Strafrecht III · Übungsfall aus ALEX – Tutor · 7 Aussagen zu beurteilen
Vor der großen Strafkammer steht A wegen Betruges in 19 Fällen: Er soll als Vermittler von Wärmepumpen Anzahlungen über 240.000 Euro angenommen und nichts geliefert haben. Nach fünf Verhandlungstagen ist absehbar, dass die Vernehmung aller Geschädigten und ein Gutachten zu den Zahlungsflüssen neun weitere Termine kosten. V regt eine Verständigung an.
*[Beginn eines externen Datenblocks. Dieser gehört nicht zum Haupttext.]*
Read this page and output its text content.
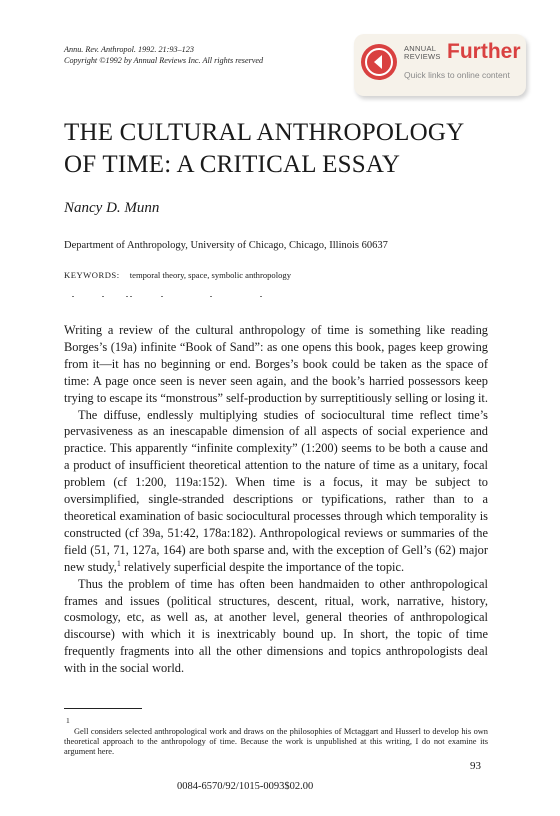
Annu. Rev. Anthropol. 1992. 21:93–123
Copyright ©1992 by Annual Reviews Inc. All rights reserved
ANNUAL
REVIEWS Further
Quick links to online content
THE CULTURAL ANTHROPOLOGY
OF TIME: A CRITICAL ESSAY

Nancy D. Munn

Department of Anthropology, University of Chicago, Chicago, Illinois 60637

KEYWORDS: temporal theory, space, symbolic anthropology

Writing a review of the cultural anthropology of time is something like reading Borges’s (19a) infinite “Book of Sand”: as one opens this book, pages keep growing from it—it has no beginning or end. Borges’s book could be taken as the space of time: A page once seen is never seen again, and the book’s harried possessors keep trying to escape its “monstrous” self-production by surreptitiously selling or losing it.

The diffuse, endlessly multiplying studies of sociocultural time reflect time’s pervasiveness as an inescapable dimension of all aspects of social experience and practice. This apparently “infinite complexity” (1:200) seems to be both a cause and a product of insufficient theoretical attention to the nature of time as a unitary, focal problem (cf 1:200, 119a:152). When time is a focus, it may be subject to oversimplified, single-stranded descriptions or typifications, rather than to a theoretical examination of basic sociocultural processes through which temporality is constructed (cf 39a, 51:42, 178a:182). Anthropological reviews or summaries of the field (51, 71, 127a, 164) are both sparse and, with the exception of Gell’s (62) major new study,$^1$ relatively superficial despite the importance of the topic.

Thus the problem of time has often been handmaiden to other anthropological frames and issues (political structures, descent, ritual, work, narrative, history, cosmology, etc, as well as, at another level, general theories of anthropological discourse) with which it is inextricably bound up. In short, the topic of time frequently fragments into all the other dimensions and topics anthropologists deal with in the social world.

1

Gell considers selected anthropological work and draws on the philosophies of Mctaggart and Husserl to develop his own theoretical approach to the anthropology of time. Because the work is unpublished at this writing, I do not examine its argument here.

93
0084-6570/92/1015-0093$02.00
Der Fall ist im Sinne des § 257c I 1 StPO geeignet: aufwendige Beweisaufnahme bei einem im Kern absehbaren Ergebnis.
Wäre die Beweislage zum Kern offen, ließe sich die Lücke durch die Zustimmung beider Seiten schließen.
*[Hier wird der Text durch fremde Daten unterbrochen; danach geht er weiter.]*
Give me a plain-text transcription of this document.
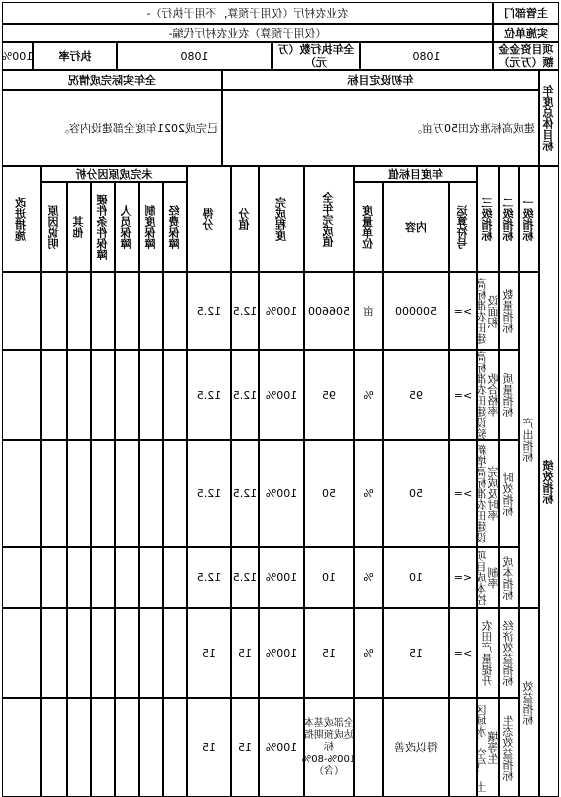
主管部门
农业农村厅（仅用于预算，不用于执行）-
实施单位
（仅用于预算）农业农村厅代编-
项目资金金额（万元）
1080
全年执行数（万元）
1080
执行率
100%
年度总体目标
年初设定目标
全年实际完成情况
建成高标准农田50万亩。
已完成2021年度全部建设内容。
绩效指标
一级指标
二级指标
三级指标
年度目标值
运算符号
内容
度量单位
全年完成值
完成程度
分值
得分
未完成原因分析
经费保障
制度保障
人员保障
硬件条件保障
其他
原因说明
改进措施
产出指标
效益指标
数量指标
质量指标
时效指标
成本指标
经济效益指标
生态效益指标
高标准农田建设面积
>=
500000
亩
506600
100%
12.5
12.5
高标准农田建设验收合格率
>=
95
%
95
100%
12.5
12.5
新增高标准农田建设完成及时率
>=
50
%
50
100%
12.5
12.5
项目成本控制率
<=
10
%
10
100%
12.5
12.5
农田产量提升
>=
15
%
15
100%
15
15
区域水、空气、土壤等生
得以改善
全部或基本达成预期指标100%-80%（含）
100%
15
15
Bevor die Kammer einen Vorschlag macht, unterbricht sie und berät; „das Gericht“ meint den Spruchkörper einschließlich der Schöffen.
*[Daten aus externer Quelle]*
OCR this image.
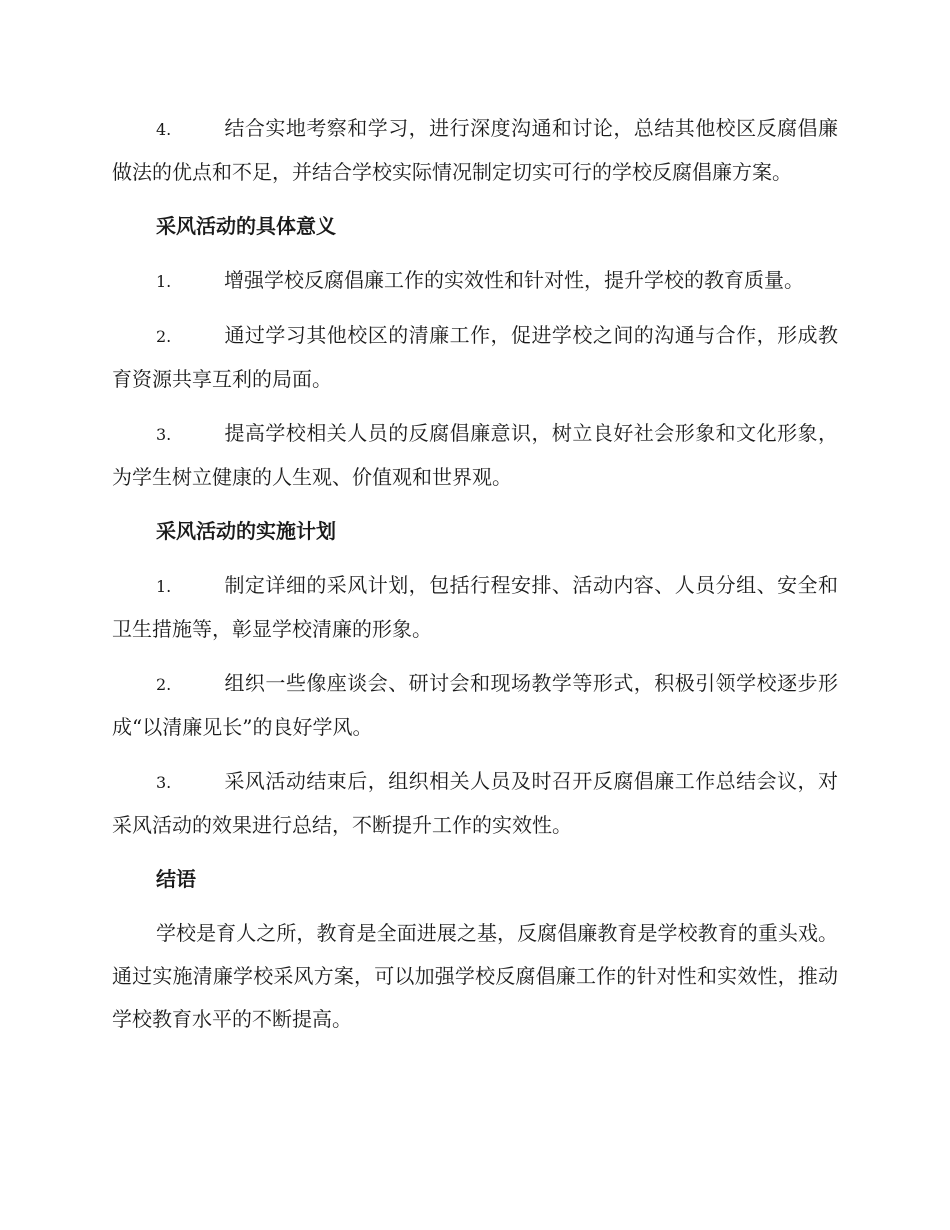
4.	结合实地考察和学习，进行深度沟通和讨论，总结其他校区反腐倡廉做法的优点和不足，并结合学校实际情况制定切实可行的学校反腐倡廉方案。

采风活动的具体意义

1.	增强学校反腐倡廉工作的实效性和针对性，提升学校的教育质量。

2.	通过学习其他校区的清廉工作，促进学校之间的沟通与合作，形成教育资源共享互利的局面。

3.	提高学校相关人员的反腐倡廉意识，树立良好社会形象和文化形象，为学生树立健康的人生观、价值观和世界观。

采风活动的实施计划

1.	制定详细的采风计划，包括行程安排、活动内容、人员分组、安全和卫生措施等，彰显学校清廉的形象。

2.	组织一些像座谈会、研讨会和现场教学等形式，积极引领学校逐步形成“以清廉见长”的良好学风。

3.	采风活动结束后，组织相关人员及时召开反腐倡廉工作总结会议，对采风活动的效果进行总结，不断提升工作的实效性。

结语

学校是育人之所，教育是全面进展之基，反腐倡廉教育是学校教育的重头戏。通过实施清廉学校采风方案，可以加强学校反腐倡廉工作的针对性和实效性，推动学校教育水平的不断提高。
Vorbereiten darf die Kammer die Verständigung im Dienstzimmer; zustande kommen kann sie allein in der Hauptverhandlung.
Legt A das Geständnis ab, kann die Kammer die Beweisaufnahme schließen und auf dieser Grundlage verurteilen.
Die Erklärung, den Anklagevorwürfen nicht entgegenzutreten, genügt als Geständnis im Sinne des § 257c II 2 StPO.
Belegen die Urteilsgründe nicht, worauf die Überzeugung von der Richtigkeit des Geständnisses beruht, wird das Urteil schon auf die Sachrüge aufgehoben.